Урок был окончен, мистер Харби ушел. С дальнего конца зала донесся свисток и удары тростью. Сердце замерло в ней. Выносить это она не могла, невозможно слушать, как бьют ее мальчика. Голова у нее шла кругом. Хотелось броситься вон из этой школы, покинуть это пыточное место. Она ненавидела теперь директора, глубоко и окончательно. Как ему не стыдно, этому зверю! И надо прекратить это запугивание, положить конец безобразной жестокости. Вскоре Хилл прошаркал назад, громко и жалобно плача. Громкий горестный плач ребенка надрывал ей сердце. Потому что, положа руку на сердце, умей она наладить дисциплину в классе, подобного не случилось бы, Хилла не вызвали бы, не побили тростью.

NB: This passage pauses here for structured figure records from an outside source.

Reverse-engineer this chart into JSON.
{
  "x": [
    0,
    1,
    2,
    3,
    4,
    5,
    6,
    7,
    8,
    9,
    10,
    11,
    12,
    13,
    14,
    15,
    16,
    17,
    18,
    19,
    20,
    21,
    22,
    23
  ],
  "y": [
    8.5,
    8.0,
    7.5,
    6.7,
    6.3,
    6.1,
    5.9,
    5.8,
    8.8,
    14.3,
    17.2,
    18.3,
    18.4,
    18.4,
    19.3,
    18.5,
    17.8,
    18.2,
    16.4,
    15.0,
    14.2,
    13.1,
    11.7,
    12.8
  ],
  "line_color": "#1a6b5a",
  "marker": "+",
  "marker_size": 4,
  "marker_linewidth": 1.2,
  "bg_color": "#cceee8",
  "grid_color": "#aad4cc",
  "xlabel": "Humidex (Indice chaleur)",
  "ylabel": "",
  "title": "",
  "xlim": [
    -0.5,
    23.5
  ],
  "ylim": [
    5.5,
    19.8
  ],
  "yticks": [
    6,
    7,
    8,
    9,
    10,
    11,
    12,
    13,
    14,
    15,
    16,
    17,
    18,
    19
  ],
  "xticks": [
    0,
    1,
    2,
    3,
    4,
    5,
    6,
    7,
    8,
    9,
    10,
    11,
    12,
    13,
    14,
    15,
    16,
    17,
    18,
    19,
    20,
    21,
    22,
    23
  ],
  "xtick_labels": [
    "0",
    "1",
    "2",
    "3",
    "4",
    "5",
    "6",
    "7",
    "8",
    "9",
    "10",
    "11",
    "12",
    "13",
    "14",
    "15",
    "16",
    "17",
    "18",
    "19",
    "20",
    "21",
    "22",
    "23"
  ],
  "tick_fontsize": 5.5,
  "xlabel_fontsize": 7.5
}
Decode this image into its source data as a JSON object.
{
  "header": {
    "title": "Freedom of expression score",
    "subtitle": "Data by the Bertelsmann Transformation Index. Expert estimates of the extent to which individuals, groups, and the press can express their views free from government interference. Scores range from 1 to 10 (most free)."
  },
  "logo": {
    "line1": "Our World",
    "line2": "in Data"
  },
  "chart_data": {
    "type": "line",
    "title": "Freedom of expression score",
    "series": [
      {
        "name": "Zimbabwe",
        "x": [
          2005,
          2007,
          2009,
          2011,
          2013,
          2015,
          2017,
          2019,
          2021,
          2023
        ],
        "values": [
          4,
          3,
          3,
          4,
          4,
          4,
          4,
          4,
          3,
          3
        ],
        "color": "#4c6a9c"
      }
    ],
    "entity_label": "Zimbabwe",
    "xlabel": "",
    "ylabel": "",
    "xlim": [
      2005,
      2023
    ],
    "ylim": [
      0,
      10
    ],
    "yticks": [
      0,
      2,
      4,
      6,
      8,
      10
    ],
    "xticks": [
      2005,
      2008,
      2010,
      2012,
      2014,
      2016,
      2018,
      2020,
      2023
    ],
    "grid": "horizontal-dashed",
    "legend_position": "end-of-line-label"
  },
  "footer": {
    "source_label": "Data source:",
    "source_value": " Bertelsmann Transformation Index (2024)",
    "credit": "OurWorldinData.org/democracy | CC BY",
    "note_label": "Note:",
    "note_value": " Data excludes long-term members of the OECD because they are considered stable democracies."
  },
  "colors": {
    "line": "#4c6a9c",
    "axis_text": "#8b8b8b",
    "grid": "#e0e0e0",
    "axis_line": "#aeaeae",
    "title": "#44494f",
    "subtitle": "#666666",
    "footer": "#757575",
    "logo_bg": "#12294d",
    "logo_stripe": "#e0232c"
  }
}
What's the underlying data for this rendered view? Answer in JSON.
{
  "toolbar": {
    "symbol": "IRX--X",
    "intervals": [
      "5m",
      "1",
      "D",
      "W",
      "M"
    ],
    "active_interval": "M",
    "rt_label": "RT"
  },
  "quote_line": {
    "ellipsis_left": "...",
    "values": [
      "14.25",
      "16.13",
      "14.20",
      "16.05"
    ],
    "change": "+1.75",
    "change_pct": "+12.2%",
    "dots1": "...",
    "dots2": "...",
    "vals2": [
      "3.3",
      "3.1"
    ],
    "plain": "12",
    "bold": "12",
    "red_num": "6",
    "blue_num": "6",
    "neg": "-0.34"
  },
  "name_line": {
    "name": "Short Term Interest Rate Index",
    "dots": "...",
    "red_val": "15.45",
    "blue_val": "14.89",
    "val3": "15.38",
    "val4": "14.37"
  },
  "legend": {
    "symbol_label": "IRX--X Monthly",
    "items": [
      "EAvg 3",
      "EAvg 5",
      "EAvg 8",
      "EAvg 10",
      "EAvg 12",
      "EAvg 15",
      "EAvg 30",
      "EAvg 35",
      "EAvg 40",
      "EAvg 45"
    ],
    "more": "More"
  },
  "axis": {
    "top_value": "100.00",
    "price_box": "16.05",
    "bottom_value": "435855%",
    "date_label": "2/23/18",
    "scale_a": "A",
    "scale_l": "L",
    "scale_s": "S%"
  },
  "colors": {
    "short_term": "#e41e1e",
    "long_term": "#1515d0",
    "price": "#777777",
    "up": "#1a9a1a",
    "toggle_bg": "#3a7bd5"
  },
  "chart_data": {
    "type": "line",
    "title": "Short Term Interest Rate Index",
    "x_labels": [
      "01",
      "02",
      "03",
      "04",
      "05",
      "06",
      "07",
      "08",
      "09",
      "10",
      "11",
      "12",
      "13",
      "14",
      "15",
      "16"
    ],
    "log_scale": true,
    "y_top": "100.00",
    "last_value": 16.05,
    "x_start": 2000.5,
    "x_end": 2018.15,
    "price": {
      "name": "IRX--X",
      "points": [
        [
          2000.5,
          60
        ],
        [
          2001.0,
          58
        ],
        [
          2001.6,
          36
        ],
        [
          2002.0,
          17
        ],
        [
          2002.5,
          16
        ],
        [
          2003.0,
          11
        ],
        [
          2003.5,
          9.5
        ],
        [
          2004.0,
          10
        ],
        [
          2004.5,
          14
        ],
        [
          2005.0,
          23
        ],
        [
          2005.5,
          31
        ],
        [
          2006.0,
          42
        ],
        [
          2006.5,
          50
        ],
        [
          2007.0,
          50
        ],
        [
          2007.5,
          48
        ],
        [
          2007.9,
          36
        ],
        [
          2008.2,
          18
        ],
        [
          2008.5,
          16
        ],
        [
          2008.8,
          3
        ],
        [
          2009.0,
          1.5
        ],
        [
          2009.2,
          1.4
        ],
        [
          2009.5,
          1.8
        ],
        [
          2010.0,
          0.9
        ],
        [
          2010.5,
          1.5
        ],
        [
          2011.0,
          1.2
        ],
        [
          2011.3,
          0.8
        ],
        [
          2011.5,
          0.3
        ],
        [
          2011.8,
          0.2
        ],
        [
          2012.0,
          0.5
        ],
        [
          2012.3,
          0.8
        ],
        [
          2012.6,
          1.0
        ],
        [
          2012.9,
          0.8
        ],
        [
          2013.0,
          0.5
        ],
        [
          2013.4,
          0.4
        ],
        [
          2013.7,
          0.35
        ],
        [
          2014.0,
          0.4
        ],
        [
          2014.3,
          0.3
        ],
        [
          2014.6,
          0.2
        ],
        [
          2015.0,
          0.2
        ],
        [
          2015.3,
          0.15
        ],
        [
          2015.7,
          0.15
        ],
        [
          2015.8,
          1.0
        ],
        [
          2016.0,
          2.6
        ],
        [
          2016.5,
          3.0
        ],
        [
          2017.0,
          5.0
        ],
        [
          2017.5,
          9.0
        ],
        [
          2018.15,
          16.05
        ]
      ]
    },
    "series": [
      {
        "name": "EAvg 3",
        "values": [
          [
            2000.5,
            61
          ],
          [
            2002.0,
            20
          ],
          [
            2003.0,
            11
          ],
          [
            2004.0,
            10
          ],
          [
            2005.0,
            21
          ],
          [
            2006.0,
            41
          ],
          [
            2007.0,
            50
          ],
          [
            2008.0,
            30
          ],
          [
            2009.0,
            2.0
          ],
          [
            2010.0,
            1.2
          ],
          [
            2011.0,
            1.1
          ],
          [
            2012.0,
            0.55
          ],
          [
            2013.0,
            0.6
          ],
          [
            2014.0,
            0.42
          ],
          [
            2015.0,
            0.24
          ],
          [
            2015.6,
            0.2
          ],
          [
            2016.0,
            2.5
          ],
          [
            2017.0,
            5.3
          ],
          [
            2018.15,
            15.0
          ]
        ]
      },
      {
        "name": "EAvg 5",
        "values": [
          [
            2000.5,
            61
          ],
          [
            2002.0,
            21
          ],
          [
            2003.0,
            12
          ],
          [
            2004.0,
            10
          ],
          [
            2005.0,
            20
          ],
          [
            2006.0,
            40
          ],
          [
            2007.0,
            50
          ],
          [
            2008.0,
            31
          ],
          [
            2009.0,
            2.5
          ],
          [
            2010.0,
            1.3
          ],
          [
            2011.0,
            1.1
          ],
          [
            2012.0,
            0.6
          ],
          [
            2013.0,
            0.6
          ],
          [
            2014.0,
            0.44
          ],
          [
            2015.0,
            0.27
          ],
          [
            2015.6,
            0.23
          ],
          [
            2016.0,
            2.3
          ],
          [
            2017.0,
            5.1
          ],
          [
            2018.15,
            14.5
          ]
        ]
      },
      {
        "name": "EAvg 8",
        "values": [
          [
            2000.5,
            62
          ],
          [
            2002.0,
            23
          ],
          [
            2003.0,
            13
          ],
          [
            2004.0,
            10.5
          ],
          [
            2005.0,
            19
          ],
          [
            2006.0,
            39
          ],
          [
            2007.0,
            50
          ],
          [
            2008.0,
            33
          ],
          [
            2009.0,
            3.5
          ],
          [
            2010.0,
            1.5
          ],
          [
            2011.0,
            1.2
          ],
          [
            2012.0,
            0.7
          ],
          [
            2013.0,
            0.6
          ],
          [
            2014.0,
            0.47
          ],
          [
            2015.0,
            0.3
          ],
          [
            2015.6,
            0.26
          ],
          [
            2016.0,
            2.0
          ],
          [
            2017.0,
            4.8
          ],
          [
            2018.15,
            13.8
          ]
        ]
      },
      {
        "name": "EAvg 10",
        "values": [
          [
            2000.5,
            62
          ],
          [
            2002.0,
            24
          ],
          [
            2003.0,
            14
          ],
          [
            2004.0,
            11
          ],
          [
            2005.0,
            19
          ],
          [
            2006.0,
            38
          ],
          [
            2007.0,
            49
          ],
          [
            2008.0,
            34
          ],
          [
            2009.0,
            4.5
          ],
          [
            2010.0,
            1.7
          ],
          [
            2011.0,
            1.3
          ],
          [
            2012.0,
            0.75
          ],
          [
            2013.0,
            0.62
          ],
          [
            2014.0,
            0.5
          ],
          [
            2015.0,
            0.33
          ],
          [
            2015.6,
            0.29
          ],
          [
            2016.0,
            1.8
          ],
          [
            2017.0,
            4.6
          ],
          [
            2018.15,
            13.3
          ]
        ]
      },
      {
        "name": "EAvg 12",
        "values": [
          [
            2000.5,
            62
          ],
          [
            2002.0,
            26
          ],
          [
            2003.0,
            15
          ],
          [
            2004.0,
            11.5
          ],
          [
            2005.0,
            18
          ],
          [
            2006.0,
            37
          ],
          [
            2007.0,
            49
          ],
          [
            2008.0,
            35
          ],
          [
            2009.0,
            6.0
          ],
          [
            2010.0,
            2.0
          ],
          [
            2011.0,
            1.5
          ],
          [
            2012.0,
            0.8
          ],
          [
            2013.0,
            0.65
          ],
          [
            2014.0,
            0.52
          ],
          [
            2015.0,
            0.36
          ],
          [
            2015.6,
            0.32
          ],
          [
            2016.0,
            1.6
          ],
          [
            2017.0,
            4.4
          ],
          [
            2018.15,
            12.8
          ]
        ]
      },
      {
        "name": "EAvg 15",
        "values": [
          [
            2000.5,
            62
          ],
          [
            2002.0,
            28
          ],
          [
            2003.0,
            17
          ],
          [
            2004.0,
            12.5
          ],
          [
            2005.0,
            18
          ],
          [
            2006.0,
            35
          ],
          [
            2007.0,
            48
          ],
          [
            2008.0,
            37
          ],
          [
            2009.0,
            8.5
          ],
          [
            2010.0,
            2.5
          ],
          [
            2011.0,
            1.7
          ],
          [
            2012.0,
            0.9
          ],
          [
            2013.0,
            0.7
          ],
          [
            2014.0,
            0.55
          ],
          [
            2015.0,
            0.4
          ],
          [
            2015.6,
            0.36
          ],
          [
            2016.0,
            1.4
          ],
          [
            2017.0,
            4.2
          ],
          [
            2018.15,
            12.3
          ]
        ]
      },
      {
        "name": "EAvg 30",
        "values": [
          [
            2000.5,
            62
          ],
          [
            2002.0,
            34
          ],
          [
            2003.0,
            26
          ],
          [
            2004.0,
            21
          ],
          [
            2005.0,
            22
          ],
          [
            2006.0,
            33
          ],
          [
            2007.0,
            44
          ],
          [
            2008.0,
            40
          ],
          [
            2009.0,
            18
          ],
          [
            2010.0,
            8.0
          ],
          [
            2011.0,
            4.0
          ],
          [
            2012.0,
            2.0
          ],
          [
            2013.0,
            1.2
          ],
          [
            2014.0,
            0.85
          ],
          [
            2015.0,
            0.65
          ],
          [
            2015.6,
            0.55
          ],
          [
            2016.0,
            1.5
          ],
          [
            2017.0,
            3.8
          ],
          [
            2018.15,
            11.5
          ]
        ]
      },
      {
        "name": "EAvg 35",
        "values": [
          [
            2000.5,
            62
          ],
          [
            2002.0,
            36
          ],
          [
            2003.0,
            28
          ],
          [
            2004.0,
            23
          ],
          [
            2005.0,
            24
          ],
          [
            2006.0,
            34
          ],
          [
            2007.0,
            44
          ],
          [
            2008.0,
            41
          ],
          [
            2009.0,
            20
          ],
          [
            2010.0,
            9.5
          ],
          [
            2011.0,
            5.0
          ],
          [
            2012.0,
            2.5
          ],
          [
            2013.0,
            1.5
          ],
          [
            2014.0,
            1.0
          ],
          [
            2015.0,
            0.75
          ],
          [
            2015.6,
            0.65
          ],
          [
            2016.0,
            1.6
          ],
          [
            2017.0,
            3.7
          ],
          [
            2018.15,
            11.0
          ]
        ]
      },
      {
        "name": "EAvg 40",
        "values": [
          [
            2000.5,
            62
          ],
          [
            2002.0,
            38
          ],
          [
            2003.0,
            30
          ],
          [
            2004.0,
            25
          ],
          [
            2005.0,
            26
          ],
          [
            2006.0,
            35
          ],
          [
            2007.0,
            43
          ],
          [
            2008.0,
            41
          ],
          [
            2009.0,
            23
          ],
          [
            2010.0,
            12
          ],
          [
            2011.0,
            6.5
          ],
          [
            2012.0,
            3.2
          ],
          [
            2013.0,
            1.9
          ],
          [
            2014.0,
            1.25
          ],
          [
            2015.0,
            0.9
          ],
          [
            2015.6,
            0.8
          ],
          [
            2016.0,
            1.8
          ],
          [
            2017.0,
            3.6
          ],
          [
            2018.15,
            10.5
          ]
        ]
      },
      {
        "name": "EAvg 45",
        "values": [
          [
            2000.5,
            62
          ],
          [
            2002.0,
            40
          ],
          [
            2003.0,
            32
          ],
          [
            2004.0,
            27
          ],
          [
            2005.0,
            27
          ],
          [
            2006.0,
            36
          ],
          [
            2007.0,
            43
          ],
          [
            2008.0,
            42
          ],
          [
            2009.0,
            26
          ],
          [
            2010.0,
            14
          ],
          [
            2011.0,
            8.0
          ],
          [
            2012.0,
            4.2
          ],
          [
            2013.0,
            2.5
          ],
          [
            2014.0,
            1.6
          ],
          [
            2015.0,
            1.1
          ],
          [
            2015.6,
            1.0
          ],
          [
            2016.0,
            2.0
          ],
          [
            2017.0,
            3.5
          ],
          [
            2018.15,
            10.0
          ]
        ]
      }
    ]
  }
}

Она перешла к уроку арифметики, но была рассеянна. Хилл уселся на заднюю парту, сгорбился там, давясь слезами и кусая руку. Это длилось долго. Она не осмеливалась ни приблизиться, ни заговорить с ним. Она стыдилась его. И чувствовала, что не может простить ребенку этой его сгорбленности, громких слез, мокрого лица, сопливых рыданий, в которых он утонул.
Она стала проверять задачи. Но детей было слишком много. Обойти весь класс она не могла. И еще Хилл, который был на ее совести. Он наконец перестал плакать и тихо сидел, сложа руки и поигрывая ими. Потом он поднял глаза на нее. На лице его остались грязные разводы от слез А глаза были странно ясными, словно отмытыми, белесыми, как небо после дождя. Он не держал зла. Он уже все забыл и ждал, чтобы его вернули на обычное его место.